KAIZEN O EL BARÓN RAMPANTE

María Santoyo

Ante el reto, siempre azaroso, algo vergonzante, de versar sobre la creación ajena, el término sublime es el mejor comodín.

El concepto de Longino, rescatado por el Renacimiento, reivindicado por el Barroco y reinventado por el Romanticismo, no ha perdido su acertada vigencia con el paso de los siglos. Simplificando las cosas al máximo, y haciendo de las artes un asunto bipolar, por descarte, todo lo que no es bello, es sublime.
La belleza extrema y dolorosa a la que hace referencia el término es el resultado de la asunción, apesadumbrada y determinista, de que la mano del hombre no puede producir belleza, sino que ésta nos viene dada, con una intensidad a veces abrumadora. Podemos tratar de representarla, imitarla, pero con reverencia y humildad. La belleza ya es. Recrearla es una empresa pretenciosa y utópica. De ahí la fascinación romántica por la naturaleza desbordada, por los tentadores acantilados, por las menguadas y compungidas figuras humanas, seres sobrecogidos ante lo imposible, retratos agorafóbicos de nuestra insignificancia.

En el arte se suceden períodos de atracción por el caos, y períodos armónicos, de regulación y esmero canónico. Por lo general, estos ciclos van muy asociados al contexto social y económico, pero este es un aspecto en el que no voy a detenerme, por no restar brillo y fuerza metafórica al texto.

La creación actual opta de forma más o menos generalizada por lo sublime. El exceso estético e intelectual —o pseudointelectual— es una constante en el arte de nuestros días. También es cierto que la incorporación de nuevas y diversas tecnologías a la práctica artística ha contribuido en mucho a esta tendencia. Sin embargo, pese a las aportaciones de la modernidad, pese al paso del tiempo y pese a la popularización de las diversas teorías estéticas, la representación del caos conlleva hoy la misma frustración que en el XIX. La diferencia es que hoy el artista no es consecuente con sus frustraciones, y en lugar de suicidarse, se resigna. Emprende, una y otra vez, la búsqueda de alquimias que hagan ese caos más tangible, creando paraísos artificiales más cercanos al Hades que al Edén.

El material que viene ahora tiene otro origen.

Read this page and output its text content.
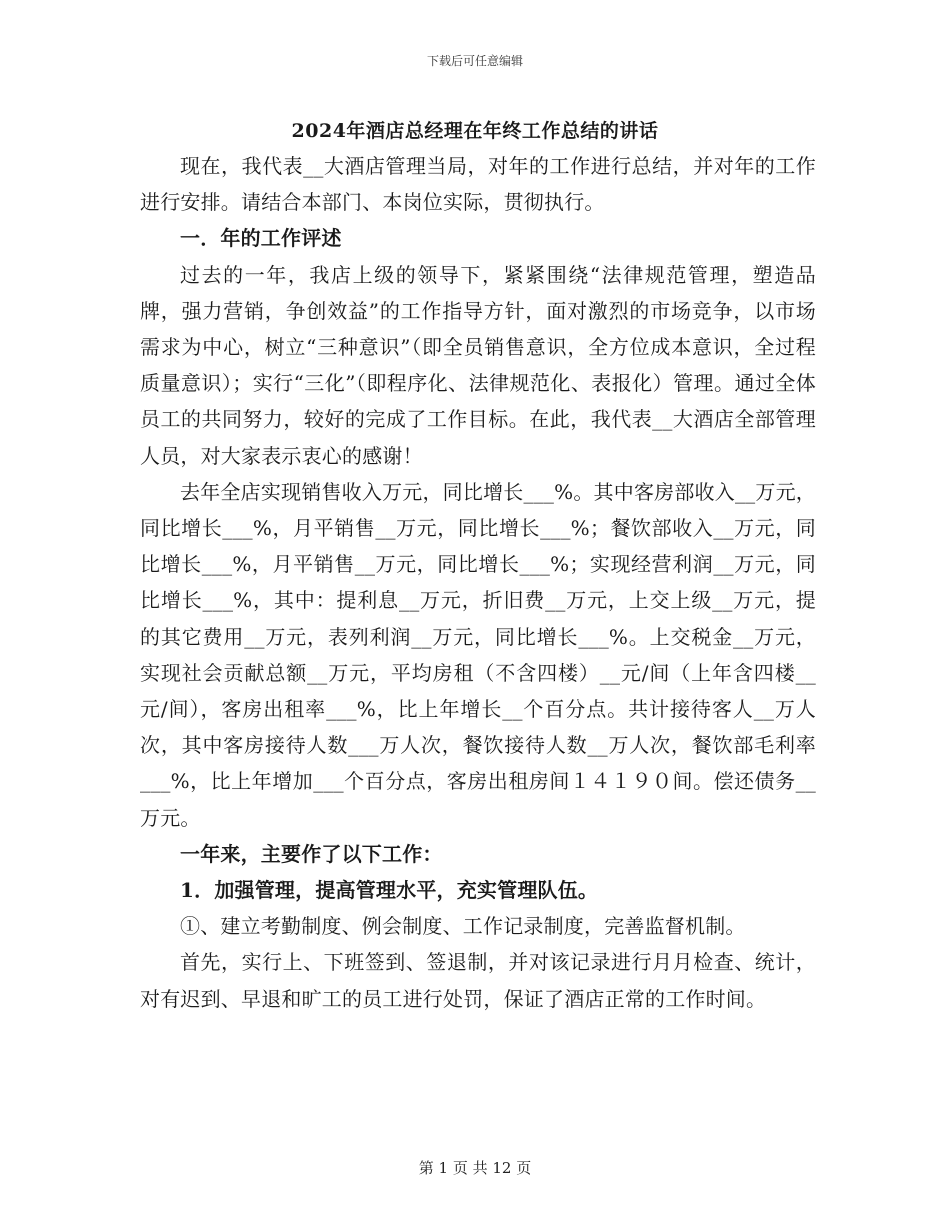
下载后可任意编辑
2024年酒店总经理在年终工作总结的讲话

现在，我代表__大酒店管理当局，对年的工作进行总结，并对年的工作进行安排。请结合本部门、本岗位实际，贯彻执行。

一．年的工作评述

过去的一年，我店上级的领导下，紧紧围绕“法律规范管理，塑造品牌，强力营销，争创效益”的工作指导方针，面对激烈的市场竞争，以市场需求为中心，树立“三种意识”（即全员销售意识，全方位成本意识，全过程质量意识）；实行“三化”（即程序化、法律规范化、表报化）管理。通过全体员工的共同努力，较好的完成了工作目标。在此，我代表__大酒店全部管理人员，对大家表示衷心的感谢！

去年全店实现销售收入万元，同比增长___%。其中客房部收入__万元，同比增长___%，月平销售__万元，同比增长___%；餐饮部收入__万元，同比增长___%，月平销售__万元，同比增长___%；实现经营利润__万元，同比增长___%，其中：提利息__万元，折旧费__万元，上交上级__万元，提的其它费用__万元，表列利润__万元，同比增长___%。上交税金__万元，实现社会贡献总额__万元，平均房租（不含四楼）__元/间（上年含四楼__元/间），客房出租率___%，比上年增长__个百分点。共计接待客人__万人次，其中客房接待人数___万人次，餐饮接待人数__万人次，餐饮部毛利率___%，比上年增加___个百分点，客房出租房间１４１９０间。偿还债务__万元。

一年来，主要作了以下工作：

1．加强管理，提高管理水平，充实管理队伍。

①、建立考勤制度、例会制度、工作记录制度，完善监督机制。

首先，实行上、下班签到、签退制，并对该记录进行月月检查、统计，对有迟到、早退和旷工的员工进行处罚，保证了酒店正常的工作时间。

第 1 页 共 12 页
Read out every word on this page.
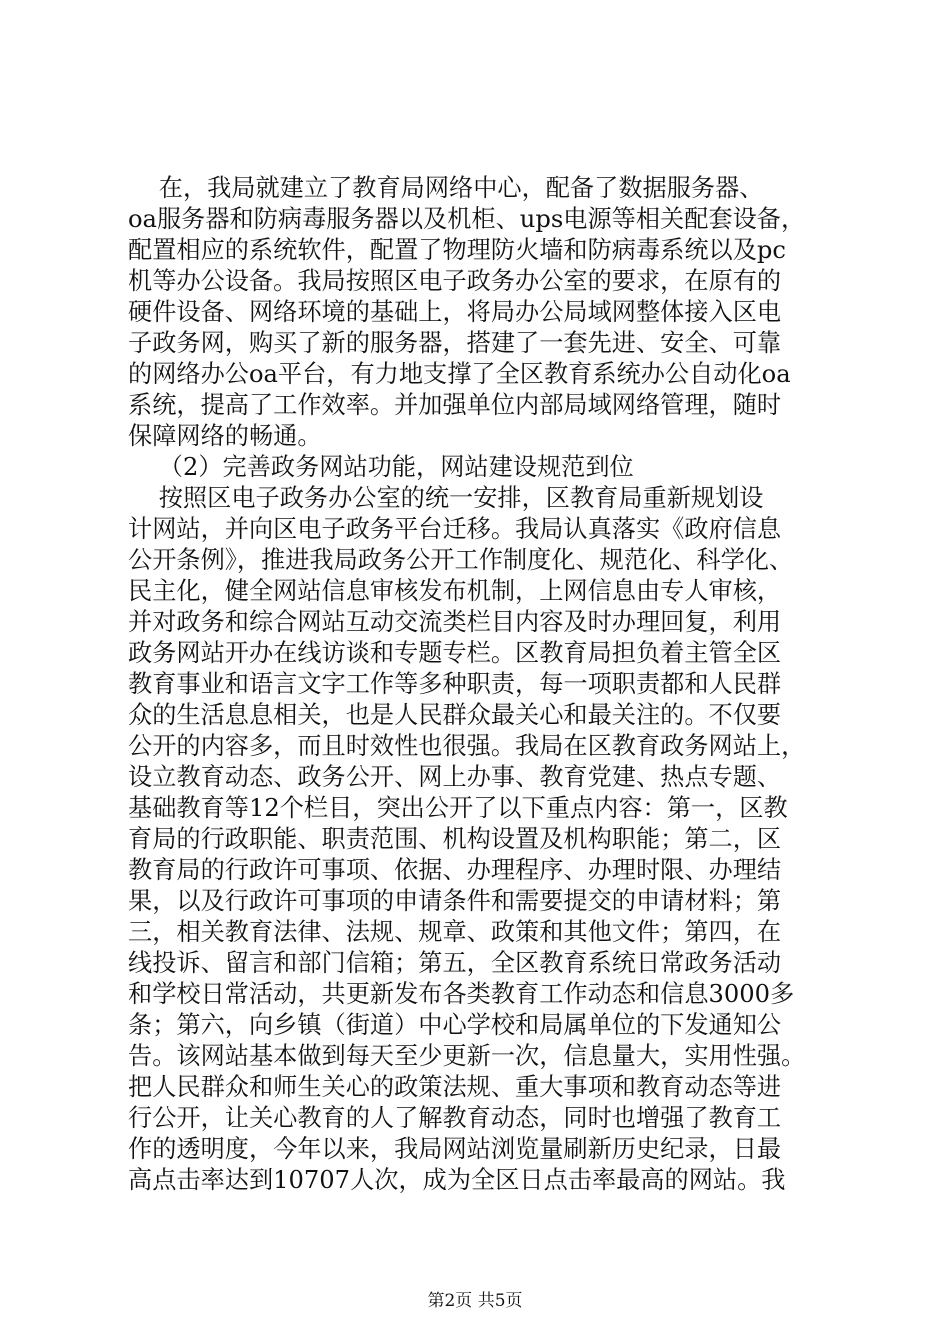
在，我局就建立了教育局网络中心，配备了数据服务器、
oa服务器和防病毒服务器以及机柜、ups电源等相关配套设备，
配置相应的系统软件，配置了物理防火墙和防病毒系统以及pc
机等办公设备。我局按照区电子政务办公室的要求，在原有的
硬件设备、网络环境的基础上，将局办公局域网整体接入区电
子政务网，购买了新的服务器，搭建了一套先进、安全、可靠
的网络办公oa平台，有力地支撑了全区教育系统办公自动化oa
系统，提高了工作效率。并加强单位内部局域网络管理，随时
保障网络的畅通。
（2）完善政务网站功能，网站建设规范到位
按照区电子政务办公室的统一安排，区教育局重新规划设
计网站，并向区电子政务平台迁移。我局认真落实《政府信息
公开条例》，推进我局政务公开工作制度化、规范化、科学化、
民主化，健全网站信息审核发布机制，上网信息由专人审核，
并对政务和综合网站互动交流类栏目内容及时办理回复，利用
政务网站开办在线访谈和专题专栏。区教育局担负着主管全区
教育事业和语言文字工作等多种职责，每一项职责都和人民群
众的生活息息相关，也是人民群众最关心和最关注的。不仅要
公开的内容多，而且时效性也很强。我局在区教育政务网站上，
设立教育动态、政务公开、网上办事、教育党建、热点专题、
基础教育等12个栏目，突出公开了以下重点内容：第一，区教
育局的行政职能、职责范围、机构设置及机构职能；第二，区
教育局的行政许可事项、依据、办理程序、办理时限、办理结
果，以及行政许可事项的申请条件和需要提交的申请材料；第
三，相关教育法律、法规、规章、政策和其他文件；第四，在
线投诉、留言和部门信箱；第五，全区教育系统日常政务活动
和学校日常活动，共更新发布各类教育工作动态和信息3000多
条；第六，向乡镇（街道）中心学校和局属单位的下发通知公
告。该网站基本做到每天至少更新一次，信息量大，实用性强。
把人民群众和师生关心的政策法规、重大事项和教育动态等进
行公开，让关心教育的人了解教育动态，同时也增强了教育工
作的透明度，今年以来，我局网站浏览量刷新历史纪录，日最
高点击率达到10707人次，成为全区日点击率最高的网站。我
第2页 共5页
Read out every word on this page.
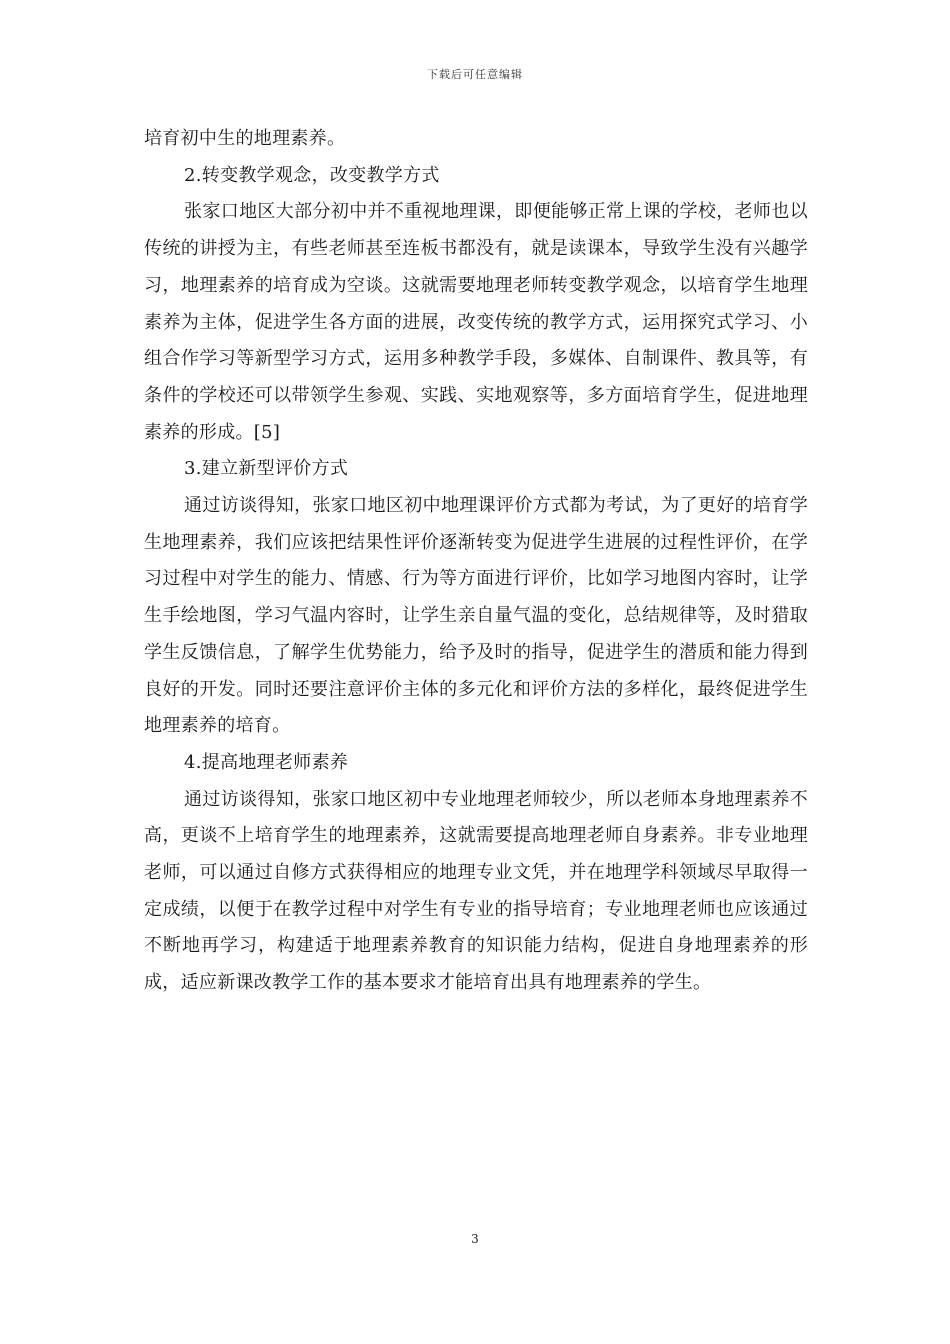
下载后可任意编辑

培育初中生的地理素养。

2.转变教学观念，改变教学方式

张家口地区大部分初中并不重视地理课，即便能够正常上课的学校，老师也以传统的讲授为主，有些老师甚至连板书都没有，就是读课本，导致学生没有兴趣学习，地理素养的培育成为空谈。这就需要地理老师转变教学观念，以培育学生地理素养为主体，促进学生各方面的进展，改变传统的教学方式，运用探究式学习、小组合作学习等新型学习方式，运用多种教学手段，多媒体、自制课件、教具等，有条件的学校还可以带领学生参观、实践、实地观察等，多方面培育学生，促进地理素养的形成。[5]

3.建立新型评价方式

通过访谈得知，张家口地区初中地理课评价方式都为考试，为了更好的培育学生地理素养，我们应该把结果性评价逐渐转变为促进学生进展的过程性评价，在学习过程中对学生的能力、情感、行为等方面进行评价，比如学习地图内容时，让学生手绘地图，学习气温内容时，让学生亲自量气温的变化，总结规律等，及时猎取学生反馈信息，了解学生优势能力，给予及时的指导，促进学生的潜质和能力得到良好的开发。同时还要注意评价主体的多元化和评价方法的多样化，最终促进学生地理素养的培育。

4.提高地理老师素养

通过访谈得知，张家口地区初中专业地理老师较少，所以老师本身地理素养不高，更谈不上培育学生的地理素养，这就需要提高地理老师自身素养。非专业地理老师，可以通过自修方式获得相应的地理专业文凭，并在地理学科领域尽早取得一定成绩，以便于在教学过程中对学生有专业的指导培育；专业地理老师也应该通过不断地再学习，构建适于地理素养教育的知识能力结构，促进自身地理素养的形成，适应新课改教学工作的基本要求才能培育出具有地理素养的学生。

3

En raras ocasiones, lo sublime es el medio y no el fin. El artista supera su congoja y, sin renunciar a su fascinación por el caos, lo sobrevuela, lo hace suyo, y lo reorganiza en función de sus deseos. Dicho en otras palabras, para avistar el bosque, se encarama a lo alto de un árbol, obtiene una vista panorámica, vuelve a descender y representa desde abajo lo que ha percibido en las alturas. En tal caso, el espectador, que no ha experimentado tal “ascensión”, percibe un caos inicial, y superada la turbación, advierte que no es más que aparente.

He tenido ocasión recientemente de detenerme con cierta comodidad —sin prisas y sin tumultos— ante un cuadro de Van Gogh, conocido como todos ellos, que representa a una pareja espectral caminando en un bosque. Van Gogh, que es sin duda la encarnación de lo sublime —él sí que fue consecuente con sus frustraciones—, dispuso en su lienzo un punto de fuga y un haz de luz cromática que, sin ordenar el abigarrado bosque, le aportaba un elemento armónico yesperanzador.

Así, lo aparentemente confuso, excesivo y colmado, recobra una dimensión abarcable por el ojo humano. Esta es una interesante interpretación de lo sublime. Formalmente, sigue las mismas pautas de siempre, tendentes al horror vacui, pero renunciando a su determinismo. El hombre triunfa de nuevo ante esa entelequia, esa idea inventada que es hoy la naturaleza.

El hombre, exasperado ante lo inhóspito de su medio, se encarama a los árboles. A diferencia del Barón de Rondò, que permanece en las alturas el resto de su vida, el hombre contemporáneo desciende en ocasiones, a veces incluso cae, pero goza de cierta tranquilidad, pues por unos escasos segundos, ha visto —o ha imaginado— el todo. El árbol, por una vez, le ha dejado ver el bosque.